** Locks **

From the last note, we saw that we had a fundamental problem in concurrent
programming: we would like to execute a series of instructions atomically, but
due to the presence of interrupts, we couldn't. In this note, we thus attack
the problem of how to provide what is called a *lock*: basically, what we are
trying to do is put some code around these critical sections and thus enable
them to appear to execute as if they were a single atomic instruction. 

As an example, assume our critical section was code that looked like this:

  balance = balance + 1;

We would then add some code around it to achieve the desired effect:

  lock();
  balance = balance + 1;
  unlock();

Note that sometimes a lock is called a *mutex*, as it is used to provide
mutual exclusion. Thus, when you see the following posix threads code, you
should understand that it is doing the same thing as above:

  pthread_mutex_t lock = PTHREAD_MUTEX_INITIALIZER;

  pthread_mutex_lock(&lock);
  balance = balance + 1;
  pthread_mutex_unlock(&lock);

You might also notice here that the posix version passes a variable to lock
and unlock, as we may be using *different* locks to protect different
variables. Doing so increases concurrency: instead of one big lock that is
used any time any critical section is accessed (a *coarse-grained* locking
strategy), one will often protect different data and data structures with
different locks, thus allowing more threads to be in locked code at once (a
more *fine-grained* approach). 

[REQUIREMENTS]

Before building some synchronization primitives (such as locks), we first
list three requirements that we'd like for our solution:

*Mutual exclusion*: Obviously, we'd like to ensure that only one process at a 
time can enter a critical section. Thus, our most basic requirement is that
our solution does so.

*Deadlock freedom:* When using locks and other synchronization primitives, we
are basically allowing one thread to enter a critical section while preventing
others from doing so. Thus, when other threads run and try to enter a
critical, they may be forced to *wait*. In more complex locking scenarios,
we may accidentally cause all threads to wait, thus prohibiting the program
from making progress. We call such a situation *deadlock*, and we'll be
discussing it in some detail later on. Any solution we have should not lead to
deadlock when used properly; thus, our solution should ensure that threads can
make *progress*.

*Starvation free:* Because we have multiple threads potentially trying to
enter a critical section, and many of them wait, what our ideal solution would
guarantee is that eventually, all of the waiters will enter the critical
section. We sometimes call this requirement *bounded wait*, as we would like
to ensure that a waiting thread only needs to wait for a bounded, finite
amount of time before entering a critical section.

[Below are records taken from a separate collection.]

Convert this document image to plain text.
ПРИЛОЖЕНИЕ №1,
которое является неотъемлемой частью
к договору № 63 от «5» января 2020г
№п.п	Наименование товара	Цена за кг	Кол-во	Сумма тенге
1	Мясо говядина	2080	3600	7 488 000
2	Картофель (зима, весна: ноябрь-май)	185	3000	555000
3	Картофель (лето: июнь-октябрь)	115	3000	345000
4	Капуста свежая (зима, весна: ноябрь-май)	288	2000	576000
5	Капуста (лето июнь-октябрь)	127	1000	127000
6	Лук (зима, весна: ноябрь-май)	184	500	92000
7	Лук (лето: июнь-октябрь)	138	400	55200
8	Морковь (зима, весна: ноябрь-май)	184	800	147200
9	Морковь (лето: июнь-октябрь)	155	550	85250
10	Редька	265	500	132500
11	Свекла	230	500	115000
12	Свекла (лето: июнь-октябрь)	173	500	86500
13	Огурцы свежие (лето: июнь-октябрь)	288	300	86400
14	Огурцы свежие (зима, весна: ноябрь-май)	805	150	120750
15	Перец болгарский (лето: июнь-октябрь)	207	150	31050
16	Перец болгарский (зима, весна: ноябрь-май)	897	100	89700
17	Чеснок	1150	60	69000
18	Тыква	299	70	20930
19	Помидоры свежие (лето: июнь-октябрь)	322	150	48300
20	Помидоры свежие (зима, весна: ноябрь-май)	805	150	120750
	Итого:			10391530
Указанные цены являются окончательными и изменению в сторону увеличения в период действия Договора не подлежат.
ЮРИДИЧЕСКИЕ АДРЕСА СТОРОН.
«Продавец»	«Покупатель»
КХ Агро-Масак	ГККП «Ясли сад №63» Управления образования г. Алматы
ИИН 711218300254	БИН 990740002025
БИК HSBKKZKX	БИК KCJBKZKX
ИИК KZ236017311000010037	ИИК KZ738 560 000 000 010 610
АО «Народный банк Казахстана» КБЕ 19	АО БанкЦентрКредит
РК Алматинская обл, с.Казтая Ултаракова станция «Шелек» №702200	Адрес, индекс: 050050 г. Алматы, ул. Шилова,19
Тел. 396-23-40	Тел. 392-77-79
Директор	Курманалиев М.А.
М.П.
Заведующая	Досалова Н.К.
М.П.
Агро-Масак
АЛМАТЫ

(NEED: some references here to the early papers that lay out these properties)

Beyond these requirements, we of course will be aware of the usual things. For
example, simplicity is good; the primitives that we develop should be easy to
use. Performance is also paramount; paying a high cost to enter and leave
critical sections will defeat one of the purposes of using threads, which is
higher performance through parallelism. 


[FIRST TRY: TURN OFF THOSE PESKY INTERRUPTS]

Given that interrupts were the problem, we could attack them directly in our
solution. Thus, here is one way to implement lock() and unlock():

--------------------------------------------------------------------------------
void lock() {
     DisableInterrupts();
}

void unlock() {
     EnableInterrupts();
}
--------------------------------------------------------------------------------

By turning off interrupts before entering a critical section, we ensure that
the code inside the critical section will *not* be interrupted, and thus will
execute as if it were atomic. When we are finished, we reenable interrupts and
thus the program proceeds as usual.

The main positive of this approach is its simplicity. You certainly don't have
to scratch your head too hard to figure out why this works.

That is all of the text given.